James Murdoch, chairman of News International, said the firm failed to live up to "the standards they aspired to" and was "determined to put things right and make sure they do not happen again".  He added: "I would like to say just how sorry I am and how sorry we are to particularly the victims of illegal voicemail interceptions and to their families."
While I'm not surprised that they resorted to the passing-the-buck apology tactic, it is always disappointing to see.  There's no real self-accountability here by the Murdochs and company here.  That alone is quite reprehensible, and it's easy to argue that considering how long the hacking was going on, well...if the Murdochs aren't directly responsible, then they're also terrible at administrating and managing the people around and under them.

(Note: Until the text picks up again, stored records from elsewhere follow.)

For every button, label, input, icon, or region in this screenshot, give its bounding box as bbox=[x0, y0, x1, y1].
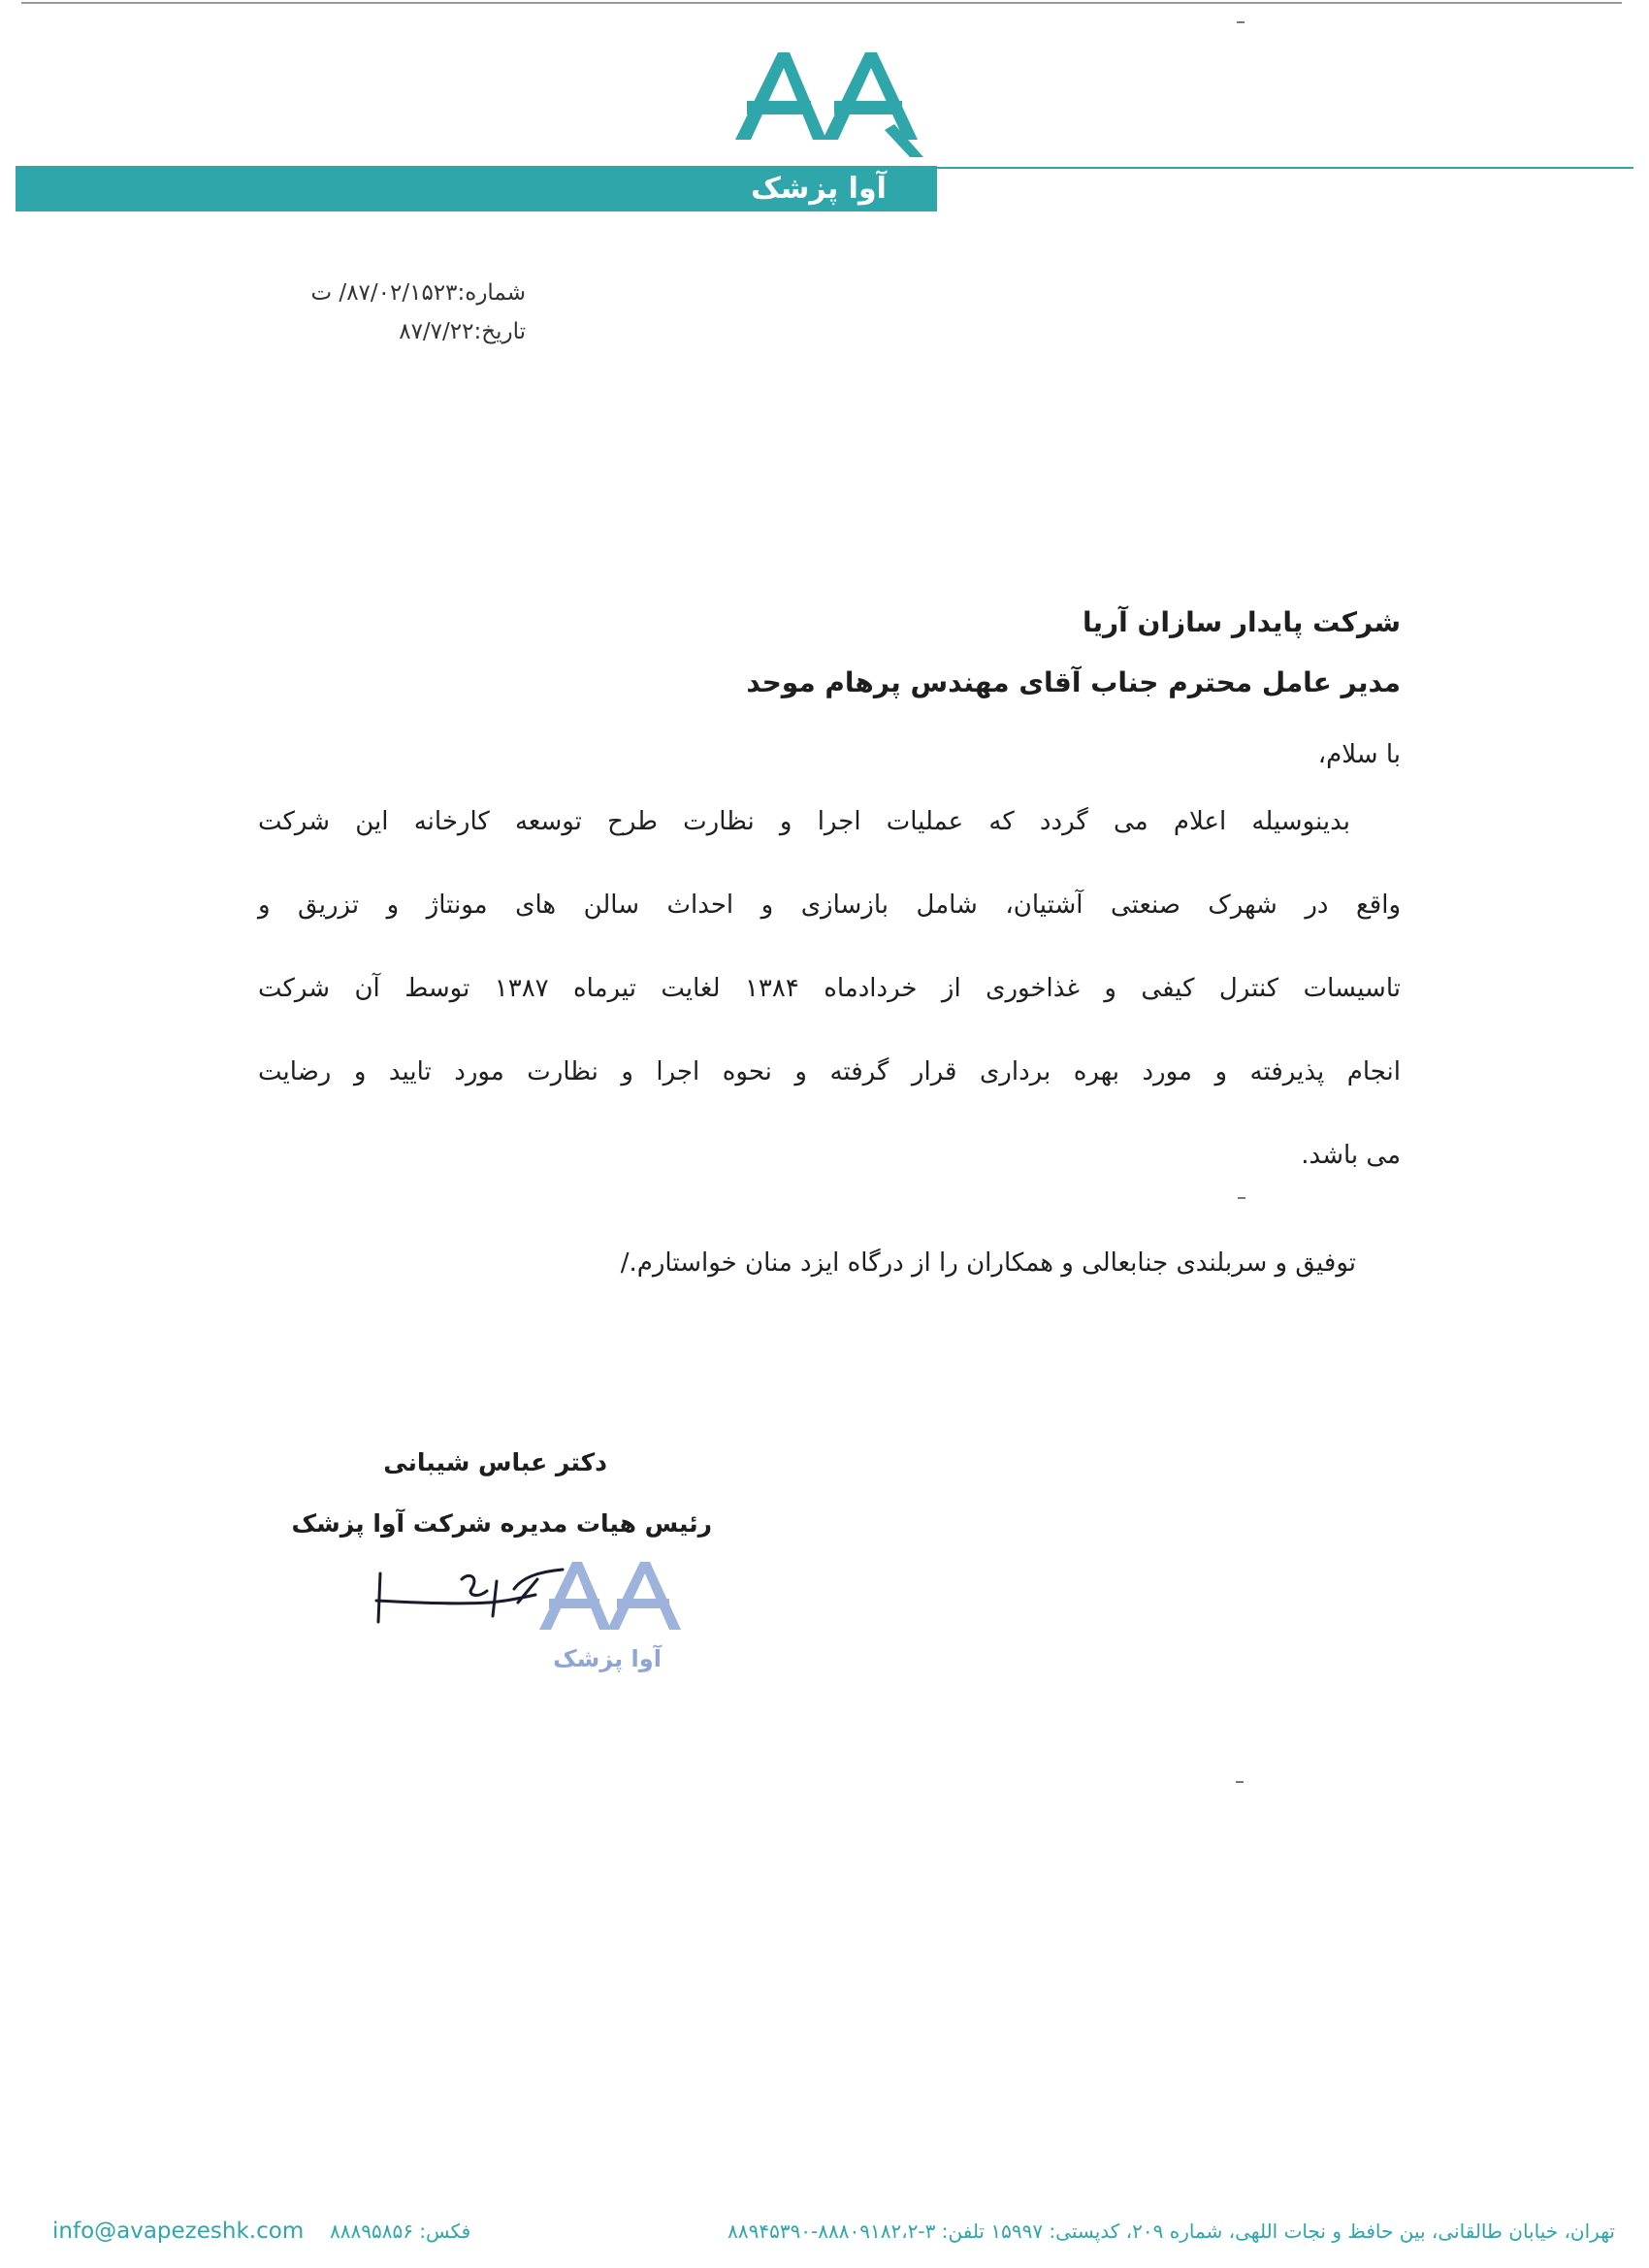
recipient-company: شرکت پایدار سازان آریا bbox=[1083, 606, 1401, 638]
body-line: بدینوسیله اعلام می گردد که عملیات اجرا و نظارت طرح توسعه کارخانه این شرکت bbox=[258, 807, 1350, 836]
letter-body bbox=[258, 797, 1401, 1215]
scan-mark bbox=[1237, 21, 1245, 23]
footer-email[interactable]: info@avapezeshk.com bbox=[52, 2219, 305, 2244]
body-line: واقع در شهرک صنعتی آشتیان، شامل بازسازی و احداث سالن های مونتاژ و تزریق و bbox=[258, 891, 1401, 920]
svg-text:آوا پزشک: آوا پزشک bbox=[553, 1645, 662, 1672]
top-rule bbox=[21, 2, 1622, 4]
reference-date: تاریخ:۸۷/۷/۲۲ bbox=[399, 319, 526, 344]
signer-title: رئیس هیات مدیره شرکت آوا پزشک bbox=[291, 1509, 712, 1538]
closing-line: توفیق و سربلندی جنابعالی و همکاران را از درگاه ایزد منان خواستارم./ bbox=[620, 1248, 1356, 1278]
scan-mark bbox=[1238, 1197, 1245, 1199]
company-stamp bbox=[535, 1556, 687, 1678]
footer-contact: تهران، خیابان طالقانی، بین حافظ و نجات اللهی، شماره ۲۰۹، کدپستی: ۱۵۹۹۷ تلفن: ۳-۸۸۸۰۹۱۸۲،۲-۸۸۹۴۵۳۹۰ bbox=[728, 2219, 1615, 2243]
body-line: تاسیسات کنترل کیفی و غذاخوری از خردادماه ۱۳۸۴ لغایت تیرماه ۱۳۸۷ توسط آن شرکت bbox=[258, 974, 1401, 1003]
signer-name: دکتر عباس شیبانی bbox=[383, 1448, 607, 1476]
header-line bbox=[937, 167, 1633, 169]
scan-mark bbox=[1236, 1781, 1244, 1783]
reference-number: شماره:۸۷/۰۲/۱۵۲۳/ ت bbox=[310, 280, 526, 306]
recipient-title: مدیر عامل محترم جناب آقای مهندس پرهام موحد bbox=[746, 666, 1401, 698]
greeting: با سلام، bbox=[1317, 740, 1401, 769]
footer-fax: فکس: ۸۸۸۹۵۸۵۶ bbox=[330, 2219, 471, 2243]
brand-name: آوا پزشک bbox=[751, 172, 887, 206]
body-line: می باشد. bbox=[1301, 1141, 1401, 1170]
brand-logo bbox=[729, 47, 923, 159]
footer bbox=[39, 2214, 1615, 2249]
body-line: انجام پذیرفته و مورد بهره برداری قرار گرفته و نحوه اجرا و نظارت مورد تایید و رضایت bbox=[258, 1057, 1401, 1086]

The totality of the testimony itself, though, is truly astounding.  TPM details the sort of hilarious dodging that we've come to expect from CEOs, politicians, and everyone else.  And yet every time it happens, I can't help but be disappointed by the overwhelming cowardice on display.  On top of that, just like other famous denials - former Attorney General Alberto Gonzales' cavalcade of "I don't recalls" comes to mind - it's either going to be a joke of epic proportions or the unraveling of a terrible web of obstruction.

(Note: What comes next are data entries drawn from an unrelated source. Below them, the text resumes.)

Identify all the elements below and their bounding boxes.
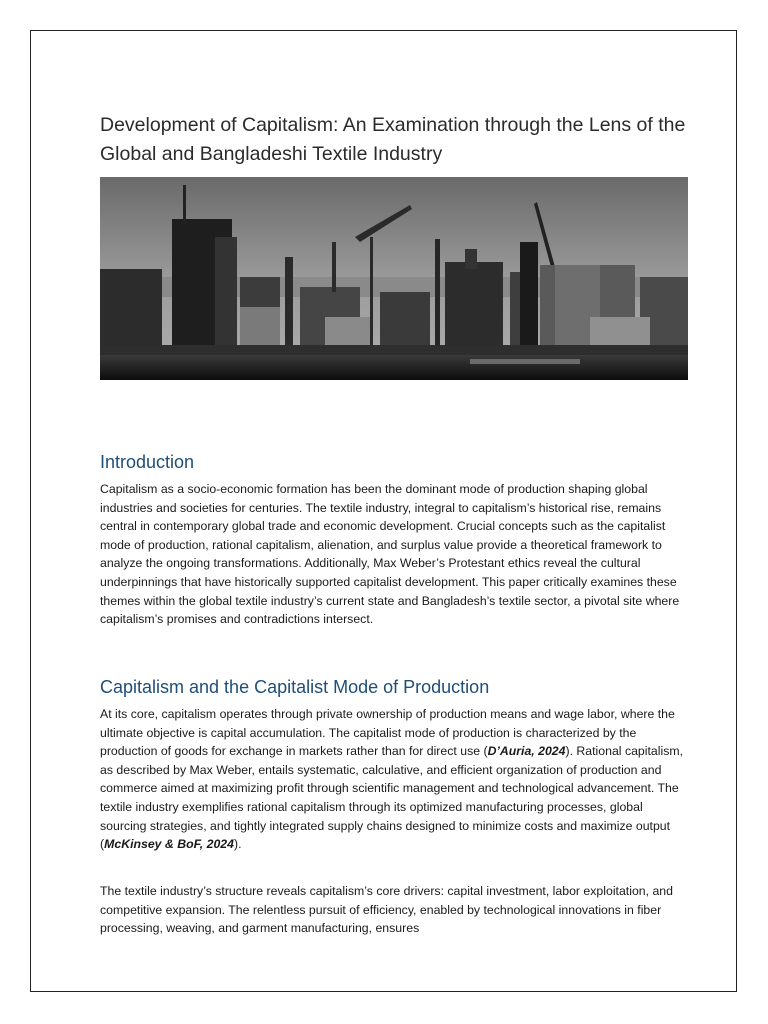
industrial-skyline-image	[100, 177, 688, 380]
section-heading-introduction: Introduction	[100, 452, 195, 472]
text-run: ).	[233, 837, 242, 852]
capitalism-paragraph-2: The textile industry’s structure reveals capitalism’s core drivers: capital investment, labor exploitation, and competitive expansion. The relentless pursuit of efficiency, enabled by technological innovations in fiber processing, weaving, and garment manufacturing, ensures	[100, 884, 673, 936]
section-heading-capitalism: Capitalism and the Capitalist Mode of Production	[100, 677, 490, 697]
capitalism-paragraph-1	[100, 705, 692, 854]
introduction-paragraph: Capitalism as a socio-economic formation has been the dominant mode of production shaping global industries and societies for centuries. The textile industry, integral to capitalism’s historical rise, remains central in contemporary global trade and economic development. Crucial concepts such as the capitalist mode of production, rational capitalism, alienation, and surplus value provide a theoretical framework to analyze the ongoing transformations. Additionally, Max Weber’s Protestant ethics reveal the cultural underpinnings that have historically supported capitalist development. This paper critically examines these themes within the global textile industry’s current state and Bangladesh’s textile sector, a pivotal site where capitalism’s promises and contradictions intersect.	[100, 482, 680, 627]
citation-dauria: D’Auria, 2024	[487, 744, 566, 759]
citation-mckinsey: McKinsey & BoF, 2024	[104, 837, 234, 852]
text-run: ). Rational capitalism, as described by Max Weber, entails systematic, calculative, and efficient organization of production and commerce aimed at maximizing profit through scientific management and technological advancement. The textile industry exemplifies rational capitalism through its optimized manufacturing processes, global sourcing strategies, and tightly integrated supply chains designed to minimize costs and maximize output (	[100, 744, 684, 852]
document-title: Development of Capitalism: An Examination through the Lens of the Global and Bangladeshi Textile Industry	[100, 114, 686, 165]
text-run: At its core, capitalism operates through private ownership of production means and wage labor, where the ultimate objective is capital accumulation. The capitalist mode of production is characterized by the production of goods for exchange in markets rather than for direct use (	[100, 707, 675, 759]
document-page	[30, 30, 737, 992]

But as always, no one is "aware" of anything.  Certain things "were not known."  Things may have happened, but they only happened in the passive voice, so who really knows who's responsible?  Whoever it is, it's certainly someone else that should have been responsible.  We did everything we could, why won't anyone believe that?  After all, as TPM notes again:
One Committee member asked Rupert Murdoch if he felt responsible for the breaches within NOTW, to which he replied "no." He added that he blamed "the people I trusted to run it and the people they trusted," and argued that "News Of The World is less than 1% of our company. I employ more than 53,000 people around the world," and therefore he cannot necessarily know everything that is going on. 
Ha ha ha, how could we possibly have known what was going on at a company we owned?  We're not responsible for the actions of our own properties, or for hiring the people who are!  That would be ridiculous.  What do you think this is, a multinational corporation worth billions of dollars with a high-profile, influential owner who does things (as detailed here earlier)?  We're just a humble news organization with lots of properties that need our expert attention.  Murdoch seems less Lex Luthor now, and more Sergeant Schultz. 

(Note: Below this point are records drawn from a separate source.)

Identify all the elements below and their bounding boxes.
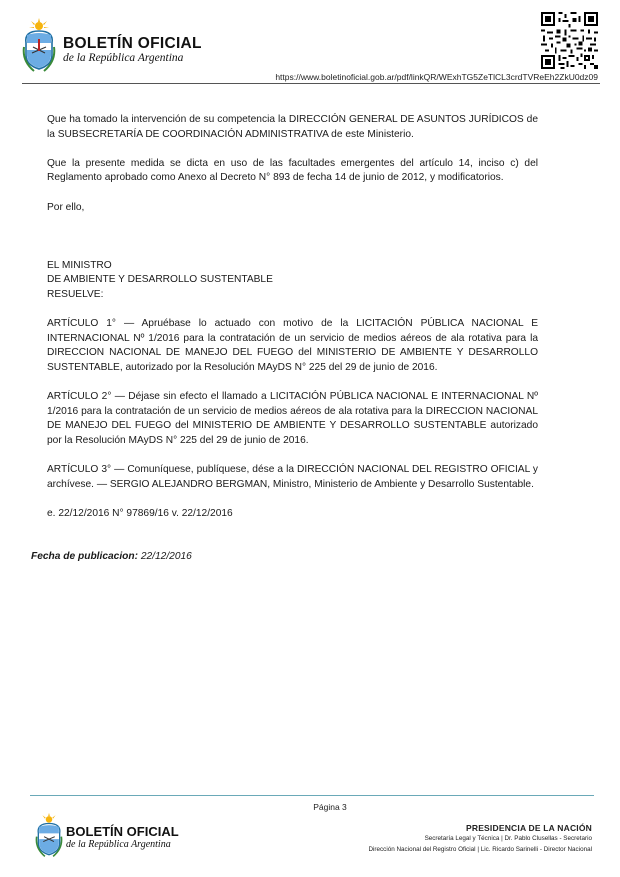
edition-reference: e. 22/12/2016 N° 97869/16 v. 22/12/2016 [47, 507, 233, 519]
footer-logo-title: BOLETÍN OFICIAL [66, 824, 179, 839]
document-body [47, 113, 538, 536]
article-1: ARTÍCULO 1° — Apruébase lo actuado con motivo de la LICITACIÓN PÚBLICA NACIONAL E INTERNACIONAL Nº 1/2016 para la contratación de un servicio de medios aéreos de ala rotativa para la DIRECCION NACIONAL DE MANEJO DEL FUEGO del MINISTERIO DE AMBIENTE Y DESARROLLO SUSTENTABLE, autorizado por la Resolución MAyDS N° 225 del 29 de junio de 2016. [47, 318, 538, 373]
footer-logo-subtitle: de la República Argentina [66, 839, 171, 850]
paragraph-por-ello: Por ello, [47, 201, 85, 213]
footer-credits [368, 823, 592, 855]
footer-director: Dirección Nacional del Registro Oficial | Lic. Ricardo Sarinelli - Director Nacional [368, 846, 592, 853]
spacer [47, 230, 538, 259]
logo-subtitle: de la República Argentina [63, 52, 184, 64]
resuelve-line: RESUELVE: [47, 288, 104, 300]
publication-date [31, 551, 192, 562]
page-header [0, 0, 620, 90]
paragraph-legal-intervention: Que ha tomado la intervención de su competencia la DIRECCIÓN GENERAL DE ASUNTOS JURÍDICOS de la SUBSECRETARÍA DE COORDINACIÓN ADMINISTRATIVA de este Ministerio. [47, 114, 538, 140]
publication-date-value: 22/12/2016 [140, 551, 192, 562]
minister-block [47, 259, 538, 303]
footer-divider [30, 795, 594, 796]
minister-ministry-line: DE AMBIENTE Y DESARROLLO SUSTENTABLE [47, 274, 273, 286]
logo-title: BOLETÍN OFICIAL [63, 35, 202, 52]
article-2: ARTÍCULO 2° — Déjase sin efecto el llamado a LICITACIÓN PÚBLICA NACIONAL E INTERNACIONAL Nº 1/2016 para la contratación de un servicio de medios aéreos de ala rotativa para la DIRECCION NACIONAL DE MANEJO DEL FUEGO del MINISTERIO DE AMBIENTE Y DESARROLLO SUSTENTABLE autorizado por la Resolución MAyDS N° 225 del 29 de junio de 2016. [47, 391, 538, 446]
document-url[interactable]: https://www.boletinoficial.gob.ar/pdf/linkQR/WExhTG5ZeTlCL3crdTVReEh2ZkU0dz09 [275, 72, 598, 82]
coat-of-arms-icon [22, 17, 56, 73]
footer-secretary: Secretaría Legal y Técnica | Dr. Pablo Clusellas - Secretario [424, 835, 592, 842]
page-number: Página 3 [313, 802, 347, 812]
article-3: ARTÍCULO 3° — Comuníquese, publíquese, dése a la DIRECCIÓN NACIONAL DEL REGISTRO OFICIAL y archívese. — SERGIO ALEJANDRO BERGMAN, Ministro, Ministerio de Ambiente y Desarrollo Sustentable. [47, 464, 538, 490]
publication-date-label: Fecha de publicacion: [31, 551, 138, 562]
header-divider [22, 83, 600, 84]
paragraph-faculties: Que la presente medida se dicta en uso de las facultades emergentes del artículo 14, inciso c) del Reglamento aprobado como Anexo al Decreto N° 893 de fecha 14 de junio de 2012, y modificatorios. [47, 157, 538, 184]
minister-line: EL MINISTRO [47, 259, 112, 271]
qr-code-icon[interactable] [541, 12, 598, 69]
footer-presidency: PRESIDENCIA DE LA NACIÓN [465, 823, 592, 833]
footer-coat-of-arms-icon [35, 812, 63, 858]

If things are bad for the Murdochs' image here, then news is almost certainly worse for now ex-News International head Rebekah Brooks, who may or may not have attempted to destroy or remove evidence. And her own testimony is replete with the same sort of dodging as the Murdochs - if perhaps regarding more specific allegations of wrongdoing. Of course, a Parliamentary inquiry and a court are not the same thing, so this might be expected.  One can almost sense a bit of desperation.  Regardless of her actual guilt or innocence, it seems like a given that Brooks is going to be the obligatory single high-profile official person who takes the fall for News Corp.

Meanwhile, there's Fox News' coverage of the scandal over here in America, which takes spin and obfuscation to Herculean levels.  I mean, anyone can get hacked, right?  Why aren't we talking about all these other businesses who got hacked, instead of this company that was engaged in hacking?  Obviously they're the exact same thing, right?  What is the internet, anyway?  Here's a commercial!

If we're all lucky, Murdoch, Fox, and News Corp's various other organs will lose a lot of credibility from all this at the absolute minimum.  Of course, that should have happened already - that they ever had credibility is mindboggling considering the absolute mockery of news that Fox et. al. have engaged in for years.  If it takes this sort of truly insane criminal activity on their part to bring themselves down, though, then that's fine too.  In the meantime, we can all wait and see how hilarious it all gets before the News Corp house of cards folds in on itself once again.